“那了因和尚呢?”
谢疾心中暗暗叹了口气,知道终究绕不过此事。
“回宫主,自了因在摩崖峰顶与大周那位太上皇一战之后,便鲜有出世,不过……”
他略一迟疑,还是据实以告:“不过江湖传闻,他似乎……收了一名弟子。”
“锵——!”
一声极轻却锐极的刀鸣骤起,截断了谢疾的话。
谢疾抬眼,只见柳生大无擦拭刀身的食指指腹,竟已被流转青芒的刃口割破。
一滴殷红的血珠渗出,顺着冰冷狭长的刀身滑落,在昏暗光线下划出一道刺目的痕。
“宫主……”谢疾下意识地低声惊呼。
柳生大无却恍若未觉,他死死盯着刀身上那抹刺眼的红,眼神深处翻涌着滔天的恨意与暴戾,几乎要化为实质的火焰喷薄而出。
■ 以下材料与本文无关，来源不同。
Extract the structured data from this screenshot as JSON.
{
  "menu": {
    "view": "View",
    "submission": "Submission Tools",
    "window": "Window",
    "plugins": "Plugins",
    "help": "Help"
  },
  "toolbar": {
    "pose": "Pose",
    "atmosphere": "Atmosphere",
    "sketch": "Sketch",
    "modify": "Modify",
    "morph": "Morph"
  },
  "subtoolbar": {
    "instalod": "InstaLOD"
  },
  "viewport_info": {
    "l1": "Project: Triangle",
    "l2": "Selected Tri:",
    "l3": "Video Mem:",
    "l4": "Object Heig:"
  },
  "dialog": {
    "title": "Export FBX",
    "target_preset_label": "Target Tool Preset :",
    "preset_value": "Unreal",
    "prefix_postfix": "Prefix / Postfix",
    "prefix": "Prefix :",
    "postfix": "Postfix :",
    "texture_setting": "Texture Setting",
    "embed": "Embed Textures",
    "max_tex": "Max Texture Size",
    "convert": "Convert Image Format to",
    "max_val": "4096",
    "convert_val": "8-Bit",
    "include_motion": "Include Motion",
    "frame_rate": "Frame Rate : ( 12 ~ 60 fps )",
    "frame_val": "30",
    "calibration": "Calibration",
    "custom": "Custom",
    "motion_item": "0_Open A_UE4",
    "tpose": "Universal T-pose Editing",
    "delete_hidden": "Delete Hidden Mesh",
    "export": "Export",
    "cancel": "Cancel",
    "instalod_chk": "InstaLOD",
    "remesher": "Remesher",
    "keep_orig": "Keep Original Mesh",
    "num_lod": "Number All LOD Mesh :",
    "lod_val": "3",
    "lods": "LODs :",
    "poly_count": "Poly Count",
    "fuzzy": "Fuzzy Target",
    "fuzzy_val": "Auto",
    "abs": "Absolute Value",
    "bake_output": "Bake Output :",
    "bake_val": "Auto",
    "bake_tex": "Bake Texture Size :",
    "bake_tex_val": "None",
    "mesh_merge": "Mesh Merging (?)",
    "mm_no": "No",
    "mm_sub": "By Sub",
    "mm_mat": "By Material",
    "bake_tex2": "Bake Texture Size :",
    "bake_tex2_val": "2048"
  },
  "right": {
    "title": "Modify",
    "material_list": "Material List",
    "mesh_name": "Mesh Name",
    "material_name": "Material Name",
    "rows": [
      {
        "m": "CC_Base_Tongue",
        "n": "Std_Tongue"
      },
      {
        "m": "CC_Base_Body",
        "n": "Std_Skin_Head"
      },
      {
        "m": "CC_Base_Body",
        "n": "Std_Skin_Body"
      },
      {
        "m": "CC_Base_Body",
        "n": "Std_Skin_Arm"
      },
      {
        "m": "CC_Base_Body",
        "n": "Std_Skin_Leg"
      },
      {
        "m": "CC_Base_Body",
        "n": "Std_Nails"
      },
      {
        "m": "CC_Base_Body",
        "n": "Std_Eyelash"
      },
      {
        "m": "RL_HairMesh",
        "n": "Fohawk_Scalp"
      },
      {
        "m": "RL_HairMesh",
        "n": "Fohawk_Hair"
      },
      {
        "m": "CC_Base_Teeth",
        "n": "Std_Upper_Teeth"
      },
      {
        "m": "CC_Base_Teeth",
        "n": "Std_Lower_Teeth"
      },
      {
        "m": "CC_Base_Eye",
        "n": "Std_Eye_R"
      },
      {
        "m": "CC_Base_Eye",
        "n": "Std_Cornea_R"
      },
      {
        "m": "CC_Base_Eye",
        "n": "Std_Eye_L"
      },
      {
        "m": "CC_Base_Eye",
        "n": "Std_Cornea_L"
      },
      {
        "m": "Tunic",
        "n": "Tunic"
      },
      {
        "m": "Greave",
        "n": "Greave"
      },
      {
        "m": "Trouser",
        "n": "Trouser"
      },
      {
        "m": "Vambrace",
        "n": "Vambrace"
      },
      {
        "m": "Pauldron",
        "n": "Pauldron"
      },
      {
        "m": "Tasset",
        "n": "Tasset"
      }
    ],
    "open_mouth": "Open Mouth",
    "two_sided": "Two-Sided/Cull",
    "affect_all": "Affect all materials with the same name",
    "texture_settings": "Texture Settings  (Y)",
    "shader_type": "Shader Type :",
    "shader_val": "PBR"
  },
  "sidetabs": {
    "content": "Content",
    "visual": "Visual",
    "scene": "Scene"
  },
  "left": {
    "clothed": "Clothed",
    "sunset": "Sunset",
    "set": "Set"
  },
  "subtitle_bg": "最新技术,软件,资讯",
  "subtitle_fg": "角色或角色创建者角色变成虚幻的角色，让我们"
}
“凭什么……”他的声音从牙缝里挤出,嘶哑而扭曲,充满了无尽的不甘与怨毒。
“我的彦儿死了!他却能好端端地活着……还能收弟子?传承衣钵?”
“噗嗤。”
他握刀的手掌无意识地收紧,锋刃更深地切入皮肉,鲜血顿时涌出更多,染红了天蚕丝布,也浸湿了玄玉蒲团的一角。
柳生大无恍若未觉,唯有那双眼睛,燃着冰冷而痛苦的火焰。